Higher gasoline prices ahead — BUSINESS REPORT
“However, most would prefer other members to cut rather than themselves”. They had been been forced to cancel talks aimed at getting other suppliers like Russian Federation and Brazil to play a part. But Russia will use its November-December output levels, Energy Minister Alexander Novak told reporters on Thursday.
“It looks achievable on the face of it, provided the parties to the latest production cut deal stick to their pledges, which has historically been somewhat of a sticking point”, ANZ bank said on Friday.

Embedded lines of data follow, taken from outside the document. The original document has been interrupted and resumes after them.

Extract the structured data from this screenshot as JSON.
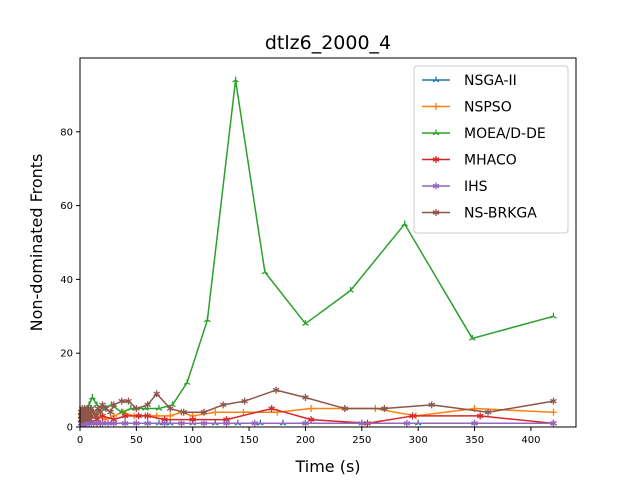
{
  "chart_data": {
    "type": "line",
    "title": "dtlz6_2000_4",
    "xlabel": "Time (s)",
    "ylabel": "Non-dominated Fronts",
    "xlim": [
      0,
      440
    ],
    "ylim": [
      0,
      100
    ],
    "xticks": [
      0,
      50,
      100,
      150,
      200,
      250,
      300,
      350,
      400
    ],
    "yticks": [
      0,
      20,
      40,
      60,
      80
    ],
    "grid": false,
    "legend_position": "top-right",
    "series": [
      {
        "name": "NSGA-II",
        "color": "#1f77b4",
        "marker": "tri",
        "x": [
          1,
          3,
          5,
          8,
          12,
          20,
          30,
          40,
          50,
          60,
          70,
          80,
          100,
          120,
          140,
          160,
          180,
          200,
          250,
          300,
          350,
          420
        ],
        "y": [
          1,
          1,
          1,
          1,
          1,
          1,
          1,
          1,
          1,
          1,
          1,
          1,
          1,
          1,
          1,
          1,
          1,
          1,
          1,
          1,
          1,
          1
        ]
      },
      {
        "name": "NSPSO",
        "color": "#ff7f0e",
        "marker": "plus",
        "x": [
          2,
          5,
          10,
          16,
          22,
          30,
          38,
          48,
          58,
          68,
          80,
          90,
          100,
          120,
          145,
          175,
          205,
          235,
          262,
          298,
          350,
          420
        ],
        "y": [
          3,
          3,
          4,
          3,
          2,
          3,
          4,
          3,
          3,
          3,
          3,
          4,
          3,
          4,
          4,
          4,
          5,
          5,
          5,
          3,
          5,
          4
        ]
      },
      {
        "name": "MOEA/D-DE",
        "color": "#2ca02c",
        "marker": "tri",
        "x": [
          1,
          3,
          5,
          8,
          11,
          15,
          20,
          28,
          37,
          45,
          58,
          70,
          82,
          95,
          113,
          138,
          164,
          200,
          240,
          288,
          348,
          420
        ],
        "y": [
          2,
          3,
          4,
          6,
          8,
          6,
          5,
          6,
          4,
          5,
          5,
          5,
          6,
          12,
          29,
          94,
          42,
          28,
          37,
          55,
          24,
          30
        ]
      },
      {
        "name": "MHACO",
        "color": "#d62728",
        "marker": "star",
        "x": [
          2,
          4,
          6,
          10,
          15,
          20,
          30,
          40,
          52,
          60,
          75,
          100,
          130,
          170,
          205,
          255,
          295,
          355,
          420
        ],
        "y": [
          2,
          3,
          2,
          3,
          2,
          3,
          2,
          3,
          3,
          3,
          2,
          2,
          2,
          5,
          2,
          1,
          3,
          3,
          1
        ]
      },
      {
        "name": "IHS",
        "color": "#9467bd",
        "marker": "star",
        "x": [
          1,
          2,
          3,
          4,
          5,
          6,
          8,
          10,
          12,
          15,
          18,
          20,
          25,
          30,
          40,
          50,
          60,
          75,
          90,
          110,
          130,
          155,
          200,
          250,
          290,
          350,
          420
        ],
        "y": [
          1,
          1,
          1,
          1,
          1,
          1,
          1,
          1,
          1,
          1,
          1,
          1,
          1,
          1,
          1,
          1,
          1,
          1,
          1,
          1,
          1,
          1,
          1,
          1,
          1,
          1,
          1
        ]
      },
      {
        "name": "NS-BRKGA",
        "color": "#8c564b",
        "marker": "star",
        "x": [
          1,
          1,
          1,
          2,
          2,
          3,
          3,
          4,
          4,
          5,
          6,
          7,
          8,
          9,
          10,
          12,
          14,
          16,
          18,
          20,
          23,
          27,
          30,
          37,
          43,
          50,
          60,
          68,
          80,
          92,
          110,
          127,
          146,
          174,
          200,
          235,
          270,
          312,
          362,
          420
        ],
        "y": [
          2,
          4,
          3,
          5,
          2,
          4,
          3,
          5,
          2,
          4,
          3,
          5,
          4,
          2,
          5,
          4,
          3,
          5,
          4,
          6,
          5,
          4,
          6,
          7,
          7,
          5,
          6,
          9,
          5,
          4,
          4,
          6,
          7,
          10,
          8,
          5,
          5,
          6,
          4,
          7
        ]
      }
    ]
  }
}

Al-Falih would make good on his word.
MIDF Research said, ceteris paribus, the total cut from both Opec and non-Opec members to be about 1.8 million bpd, which will lead to an oil deficit of around 1 million to 1.5 million bpd. President-elect Donald Trump has vowed to increase drilling in the us, the world’s third-largest producer after Saudi Arabia and Russian Federation, which would help ensure there is plenty of oil. Oil prices then surged more than 15 percent to above $50 a barrel, with Brent reaching its highest level in more than a year.
Rising output from Libya and Nigeria could erode OPEC’s output cut to nearly nothing by next yearThe deal itself was a masterclass in compromise and peer pressure.
The first OPEC agreement in eight years could be the driver that the market has been waiting for to break out of its stubborn trading range of $40-$50. Russia’s offer to trim production by as much as 300,000 barrels a day is suspiciously close to earlier comments that a freeze would leave it 200,000-300,000 barrels below its planned daily output in 2017.
OPEC’s price war was a misguided attempt to drive its competitors, mainly United States firms, out of business by flooding the world with oil.
A new round of petro-diplomacy ensued. OPEC plans to hold talks with non-OPEC producers next week in Doha.
The deal now only applies for six months, after which there is no guarantee OPEC members will reach a consensus to extend it. They all seemed reluctant to cut.
The last two years have been painful for OPEC: The group will earn $341 billion from oil exports this year, according to the U.S. Energy Information Administration. Market was volatile as tiffs among Saudi Arabia, Iran and Iraq intensified. According to Bloomberg News, the deal is created to drain record global oil inventories. The country was eager to make up lost revenue after global economic sanctions were lifted in the wake of a landmark nuclear deal. But, it appears that OPEC’s last-minute diplomatic push has been successful.
The ministerial meeting followed and lasted more than five hours. AAA said Wednesday that retail prices nationwide likely will increase 5 to 10 cents a gallon following the OPEC deal. By cutting excess costs and rolling out new technology, these frackers are much more competitive than just a few years ago. Non-member Russian Federation agreed to curtail output by as much as 300,000 barrels a day. The futures markets were showing a ideal inversion between commercials and speculators at around -270k and +270k, respectively. A harsh solution was chosen: for a second time, Indonesia’s membership was to be suspended.
Notes Sue Trinh, senior currency strategist at RBC Capital Markets: “Historically, Opec’s track record of enforcing production cuts has been poor”.